Energy Startup Says It Has Achieved Geothermal Tech Breakthrough

An enhanced geothermal system expands the range of sites able to be tapped for geothermal energy, and Fervo’s demo is the first time a company has shown it can be done on this kind of commercial scale.

(Bloomberg) — In a landmark step for enhanced geothermal technology’s potential as a dependable carbon-free energy source, startup Fervo Energy has completed a performance demonstration of its commercial pilot. 

The Houston-based company wrapped up a full-scale, 30-day well test at its Project Red site in northern Nevada, which was able to generate 3.5 megawatts of electricity, according to a company statement. (One megawatt can power roughly 750 homes at once.) Project Red will connect to the grid later this year and power Google’s data centers and infrastructure throughout Nevada.  It’s a part of the corporate agreement between the startup and Alphabet Inc.’s Google to develop enhanced geothermal systems. 

Geothermal power plants are carbon-free and can operate any time, making them a critical part of a 100% carbon-free electric grid. Enhanced geothermal systems (EGS), like Fervo’s, expand the range of sites able to be tapped for geothermal energy. Doing so has long been a goal for the renewable energy industry. Since the 1970s, scientists have been attempting EGS, and this is the first time that any company has shown it can be done on this kind of commercial scale.

“The significance of what we’ve done today is show that that technology actually will work a decade-plus ahead of where people thought we were on the tech roadmap,” chief executive officer and co-founder Tim Latimer said. “It’s not a ‘mid-century’ resource; it’s a ‘today’ resource.” 

With the demo complete, Fervo is attempting to repeat its success at its southwest Utah site, which is currently under construction, according to Latimer. 

If results are consistent, with design improvements maximizing power output as expected, the Utah site is predicted to deliver about 400 megawatts by 2028, he said. That would be roughly enough electricity to power 300,000 homes at once. Fervo is also beginning permitting and appraisal work on half a dozen other sites across the western US. 

Natural geothermal systems require heat, fluid and rock permeability to generate electricity. In many regions, the existing rock is hot enough but there isn’t enough permeability for fluid to flow through the hot rock. Through wells drilled deep underground, EGS injects fluid to create fractures, causing the permeability needed for electricity generation.

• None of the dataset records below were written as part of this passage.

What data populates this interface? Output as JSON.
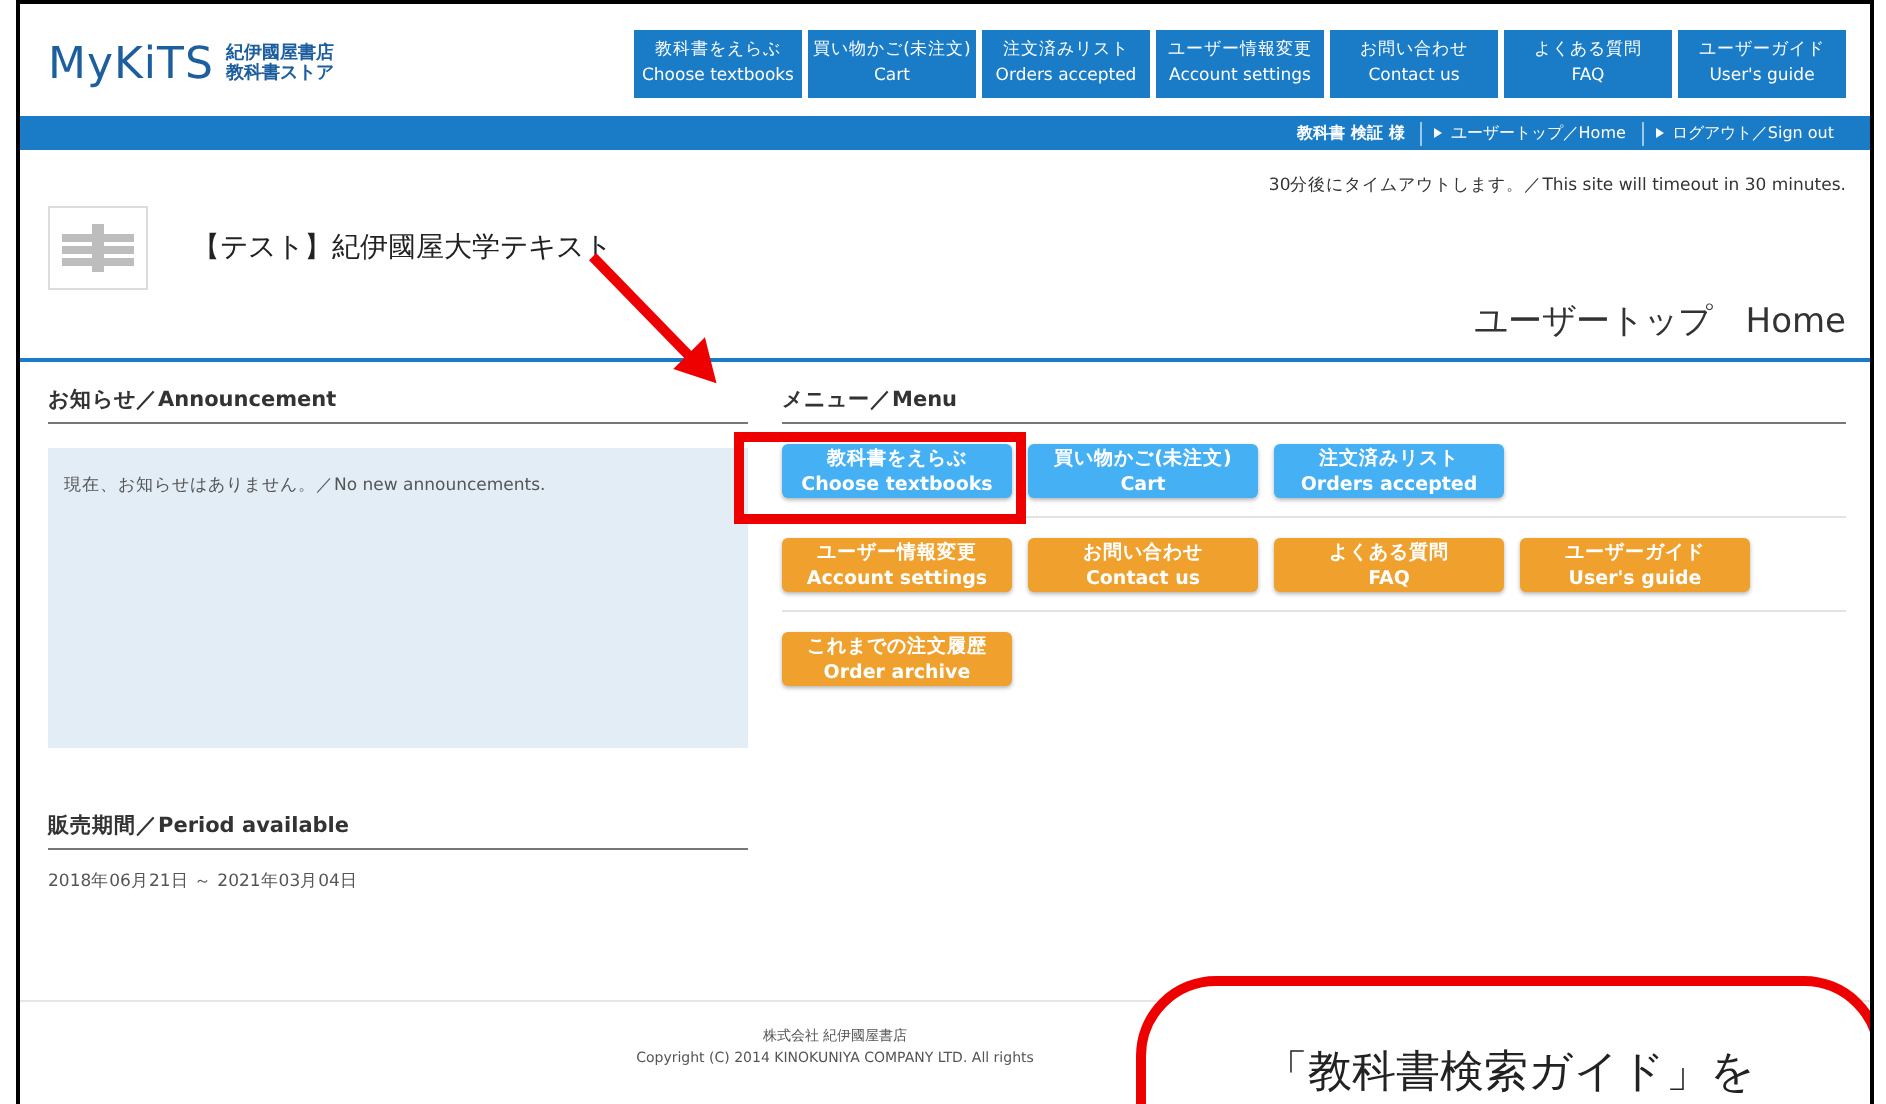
{
  "header": {
    "brand": "MyKiTS",
    "brand_sub": [
      "紀伊國屋書店",
      "教科書ストア"
    ],
    "nav": [
      {
        "ja": "教科書をえらぶ",
        "en": "Choose textbooks"
      },
      {
        "ja": "買い物かご(未注文)",
        "en": "Cart"
      },
      {
        "ja": "注文済みリスト",
        "en": "Orders accepted"
      },
      {
        "ja": "ユーザー情報変更",
        "en": "Account settings"
      },
      {
        "ja": "お問い合わせ",
        "en": "Contact us"
      },
      {
        "ja": "よくある質問",
        "en": "FAQ"
      },
      {
        "ja": "ユーザーガイド",
        "en": "User's guide"
      }
    ]
  },
  "user_bar": {
    "user": "教科書 検証 様",
    "links": [
      "ユーザートップ／Home",
      "ログアウト／Sign out"
    ]
  },
  "timeout_notice": "30分後にタイムアウトします。／This site will timeout in 30 minutes.",
  "school_name": "【テスト】紀伊國屋大学テキスト",
  "page_title": "ユーザートップ　Home",
  "announcement": {
    "heading": "お知らせ／Announcement",
    "message": "現在、お知らせはありません。／No new announcements."
  },
  "period": {
    "heading": "販売期間／Period available",
    "dates": "2018年06月21日 ～ 2021年03月04日"
  },
  "menu": {
    "heading": "メニュー／Menu",
    "rows": [
      [
        {
          "ja": "教科書をえらぶ",
          "en": "Choose textbooks",
          "color": "#45b0f3"
        },
        {
          "ja": "買い物かご(未注文)",
          "en": "Cart",
          "color": "#45b0f3"
        },
        {
          "ja": "注文済みリスト",
          "en": "Orders accepted",
          "color": "#45b0f3"
        }
      ],
      [
        {
          "ja": "ユーザー情報変更",
          "en": "Account settings",
          "color": "#f0a02c"
        },
        {
          "ja": "お問い合わせ",
          "en": "Contact us",
          "color": "#f0a02c"
        },
        {
          "ja": "よくある質問",
          "en": "FAQ",
          "color": "#f0a02c"
        },
        {
          "ja": "ユーザーガイド",
          "en": "User's guide",
          "color": "#f0a02c"
        }
      ],
      [
        {
          "ja": "これまでの注文履歴",
          "en": "Order archive",
          "color": "#f0a02c"
        }
      ]
    ]
  },
  "footer": [
    "株式会社 紀伊國屋書店",
    "Copyright (C) 2014 KINOKUNIYA COMPANY LTD. All rights"
  ],
  "callout": "「教科書検索ガイド」を"
}
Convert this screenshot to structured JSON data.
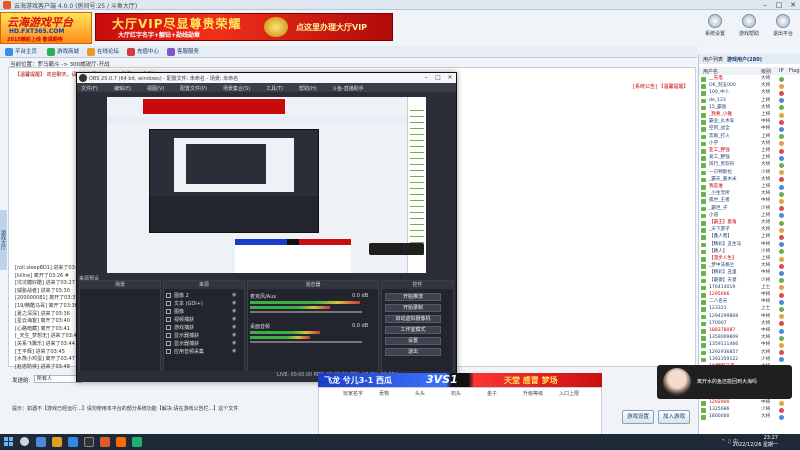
{
  "window": {
    "title": "云海游戏客户端 4.0.0 (房间号:25 / 斗鱼大厅)"
  },
  "logo": {
    "line1": "云海游戏平台",
    "line2": "HD.FXT365.COM",
    "line3": "2015精彩上线 敬请期待"
  },
  "banner": {
    "main": "大厅VIP尽显尊贵荣耀",
    "sub": "大厅红字名字+靓钻+勋线勋章",
    "cta": "点这里办理大厅VIP"
  },
  "top_icons": [
    {
      "label": "系统设置"
    },
    {
      "label": "游戏帮助"
    },
    {
      "label": "退出平台"
    }
  ],
  "toolbar": [
    {
      "label": "平台主页"
    },
    {
      "label": "游戏商城"
    },
    {
      "label": "在线论坛"
    },
    {
      "label": "充值中心"
    },
    {
      "label": "客服服务"
    }
  ],
  "location": "当前位置：罗马霸斗 -> 300威锐厅-开战",
  "chat": {
    "system_line": "【温馨提醒】 欢迎聊天，请大家文明发言，禁止刷屏等违规行为。",
    "system_right": "[系统公告] 【温馨提醒】",
    "messages": [
      "[roll.sleep8D1] 进来了03:24",
      "[kiline] 离开了03:26 #  ",
      "[坑坑糖好酷] 进来了03:27",
      "[威胁战者] 进来了03:30",
      "[200000081] 离开了03:35",
      "[19/精酷马哥] 离开了03:36",
      "[夏之深深] 进来了03:36",
      "[星云海客] 离开了03:40",
      "[心路暗藏] 离开了03:41",
      "[_天生_梦想无] 进来了03:42",
      "[关系飞翼乐] 进来了03:44",
      "[王平辉] 进来了03:45",
      "[水熊小鸡蛋] 离开了03:47",
      "[赵忠防侠] 进来了03:48"
    ]
  },
  "send": {
    "label": "发送给:",
    "target": "所有人"
  },
  "bottom_hint": "提示：如遇不【游戏已经运行...】请勿使用本平台的部分系统功能【解决:请在游戏公告栏...】这个文件",
  "buttons": {
    "settings": "游戏设置",
    "join": "加入游戏"
  },
  "user_panel": {
    "tabs": [
      "用户列表",
      "游戏用户(280)"
    ],
    "headers": [
      "用户名",
      "级别",
      "IP",
      "Flag"
    ],
    "users": [
      {
        "name": "__先电",
        "level": "大将"
      },
      {
        "name": "OK_刻五000",
        "level": "大将"
      },
      {
        "name": "100_中人",
        "level": "大将"
      },
      {
        "name": "de_123",
        "level": "上将"
      },
      {
        "name": "15_霸恩",
        "level": "大将"
      },
      {
        "name": "_我要_小雅",
        "level": "上将"
      },
      {
        "name": "霸业_炎木军",
        "level": "中将"
      },
      {
        "name": "空阿_战全",
        "level": "中将"
      },
      {
        "name": "恋眼_打火",
        "level": "上将"
      },
      {
        "name": "小学",
        "level": "大将"
      },
      {
        "name": "亚工_野强",
        "level": "上将"
      },
      {
        "name": "爱工_野强",
        "level": "上将"
      },
      {
        "name": "风行_贵欢符",
        "level": "大将"
      },
      {
        "name": "一只特斯拉",
        "level": "少将"
      },
      {
        "name": "_霸天_嘉木米",
        "level": "大将"
      },
      {
        "name": "我是谁",
        "level": "上将"
      },
      {
        "name": "_小生无所",
        "level": "大将"
      },
      {
        "name": "孤世_王者",
        "level": "中将"
      },
      {
        "name": "_霸世_子",
        "level": "少将"
      },
      {
        "name": "小道",
        "level": "上将"
      },
      {
        "name": "【霸王】菱角",
        "level": "大将"
      },
      {
        "name": "_天下游子",
        "level": "大将"
      },
      {
        "name": "【鑫人而】",
        "level": "上将"
      },
      {
        "name": "【精彩】丑生马",
        "level": "中将"
      },
      {
        "name": "【路人】",
        "level": "少将"
      },
      {
        "name": "【漫步人生】",
        "level": "上将"
      },
      {
        "name": "_梦中法格兰",
        "level": "大将"
      },
      {
        "name": "【精彩】丑里",
        "level": "中将"
      },
      {
        "name": "【霸傲】天意",
        "level": "少将"
      },
      {
        "name": "176414019",
        "level": "上士"
      },
      {
        "name": "1295666",
        "level": "中将"
      },
      {
        "name": "二八名天",
        "level": "中将"
      },
      {
        "name": "123321",
        "level": "上士"
      },
      {
        "name": "1294299868",
        "level": "中将"
      },
      {
        "name": "170007",
        "level": "大将"
      },
      {
        "name": "188378087",
        "level": "中将"
      },
      {
        "name": "1359009809",
        "level": "大将"
      },
      {
        "name": "1359111466",
        "level": "中将"
      },
      {
        "name": "1292936857",
        "level": "大将"
      },
      {
        "name": "1392359122",
        "level": "少将"
      },
      {
        "name": "19/精酷马哥",
        "level": "大将"
      },
      {
        "name": "1295821904",
        "level": "大将"
      },
      {
        "name": "17800304",
        "level": "大将"
      },
      {
        "name": "1785248",
        "level": "上士"
      },
      {
        "name": "1772000002",
        "level": "大将"
      },
      {
        "name": "1292900",
        "level": "中将"
      },
      {
        "name": "1325686",
        "level": "少将"
      },
      {
        "name": "1800000",
        "level": "大将"
      }
    ]
  },
  "obs": {
    "title": "OBS 25.0.7 (64 bit, windows) - 配置文件: 未命名 - 场景: 未命名",
    "menu": [
      "文件(F)",
      "编辑(E)",
      "视图(V)",
      "配置文件(P)",
      "场景集合(S)",
      "工具(T)",
      "帮助(H)",
      "斗鱼-直播助手"
    ],
    "preview_label": "来源预设",
    "dock_headers": [
      "场景",
      "来源",
      "混音器",
      "转场",
      "控件"
    ],
    "sources": [
      "图像 2",
      "文本 (GDI+)",
      "图像",
      "视频捕获",
      "游戏捕获",
      "显示器捕获",
      "显示器捕获",
      "应用音频采集"
    ],
    "mixer": [
      {
        "name": "桌面音频",
        "db": "0.0 dB"
      },
      {
        "name": "麦克风/Aux",
        "db": "0.0 dB"
      }
    ],
    "controls": [
      "开始推流",
      "开始录制",
      "启动虚拟摄像机",
      "工作室模式",
      "设置",
      "退出"
    ],
    "status": "LIVE: 00:00:00   REC: 00:00:00   CPU: 12.0%, 60.00 fps"
  },
  "vs": {
    "left": "飞龙 兮儿3-1 西瓜",
    "center": "3VS1",
    "right": "天堂 感冒 梦场",
    "table_headers": [
      "玩家名字",
      "贡物",
      "头头",
      "石头",
      "金子",
      "升级等级",
      "入口上限"
    ]
  },
  "toast": {
    "text": "离开水的鱼还能回到大海吗"
  },
  "taskbar": {
    "time": "23:27",
    "date": "2022/12/26 星期一"
  }
}
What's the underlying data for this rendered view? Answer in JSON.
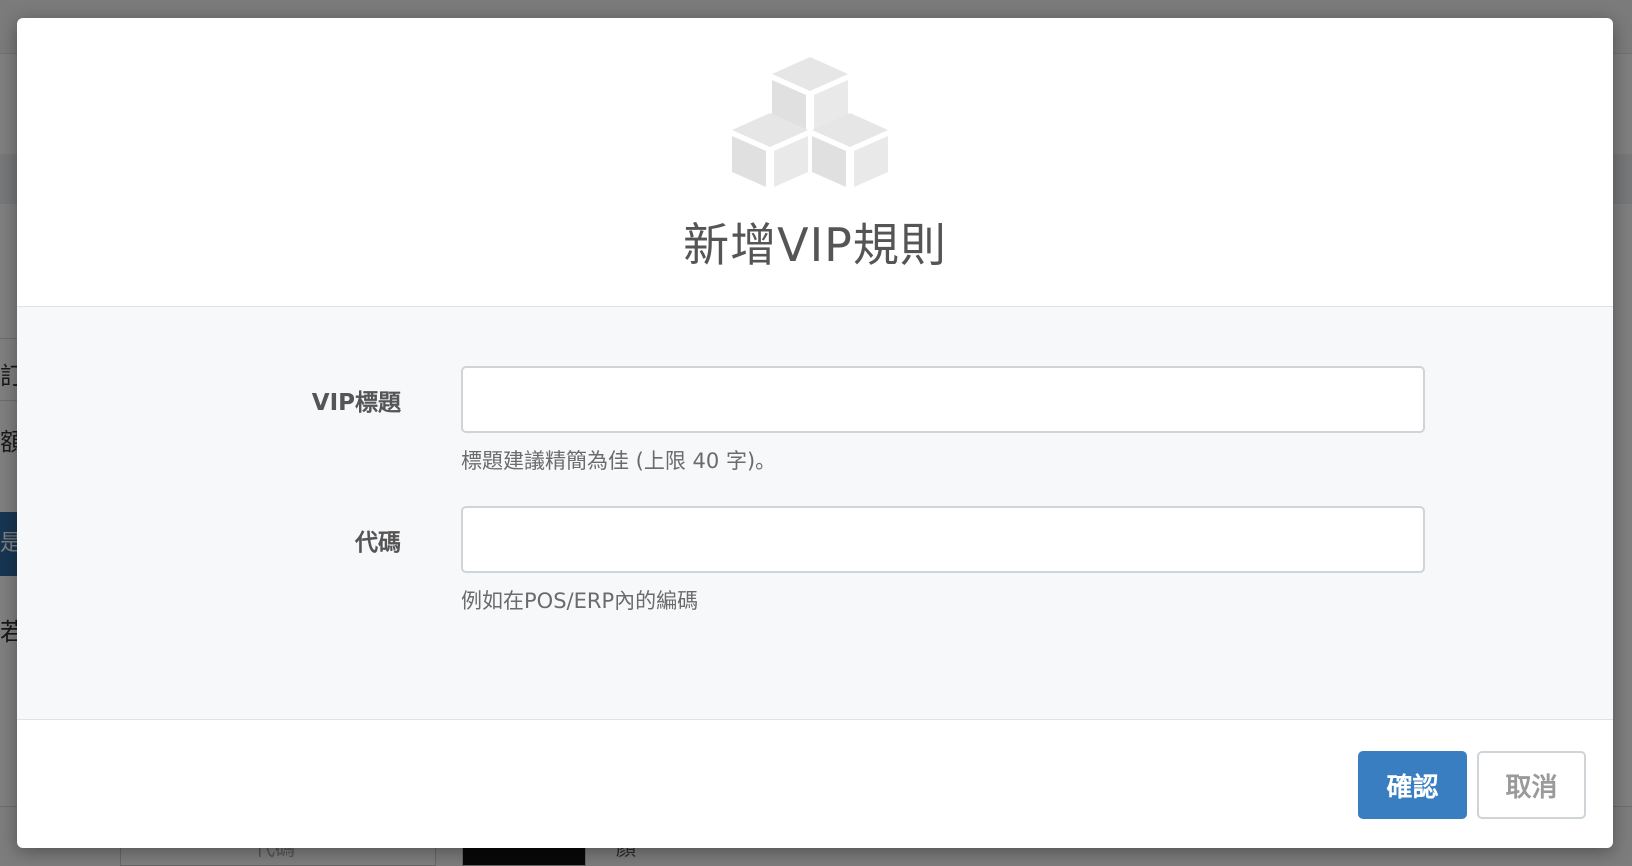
{
  "background": {
    "fragments": [
      "訂",
      "額",
      "是",
      "若",
      "代碼",
      "顏"
    ]
  },
  "modal": {
    "icon": "cubes-icon",
    "title": "新增VIP規則",
    "fields": [
      {
        "label": "VIP標題",
        "value": "",
        "help": "標題建議精簡為佳 (上限 40 字)。"
      },
      {
        "label": "代碼",
        "value": "",
        "help": "例如在POS/ERP內的編碼"
      }
    ],
    "buttons": {
      "confirm": "確認",
      "cancel": "取消"
    }
  },
  "colors": {
    "primary": "#3a7ec2",
    "overlay": "rgba(0,0,0,0.5)",
    "icon": "#e5e5e5"
  }
}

“That’s the beauty of the enhanced geothermal system,” said Joseph Moore, managing principal investigator of the Department of Energy’s Frontier Observatory for Research in Geothermal Energy (FORGE) project. “Any place that you wanted to drill a well, you could find temperatures high enough for what you want to do.” 

Geothermal could play a key role in a decarbonized grid, providing power at times when traditional renewables like wind and solar aren’t available. As more states like California start implementing legislation pushing towards a 100% carbon-free electricity supply, as well as calling for more grid reliability, clean firm power — or power that is carbon-free and available around the clock — is going to be even more critical. Anywhere from 10% to 20% of the grid will need to be powered by these types of sources to keep costs down, according to Wilson Ricks, a PhD candidate at Princeton University and member of the Zero-carbon Energy Systems Research and Optimization Laboratory (ZERO) lab. 

Ricks authored a paper with Fervo chief technology officer and co-founder Jack Norbeck and others that examined the potential for EGS well fields to operate flexibly, effectively a form of long-duration energy storage. 

“If EGS can be successfully proven out at scale, if the flexible operating mode can be similarly validated, the role that it would play would be a Swiss army knife complement to wind and solar power,” Ricks said. 

Remaining challenges to EGS scaling include bringing costs down as well as regulatory hurdles. Permitting delays, as well as grid and transmission challenges, are causing a bottleneck in renewable energy growth across the country, according to Latimer. On the costs front, in 2022, Energy Secretary Jennifer Granholm announced the Enhanced Geothermal Shot, a target to reduce the cost of EGS by 90% to $45 per megawatt hour by 2035. Fervo’s costs for the Nevada project are “significantly higher” than that target, Latimer said, in part because it’s a first-of-a-kind project, but he said he expects next year’s EGS cost forecast to “decline rapidly.”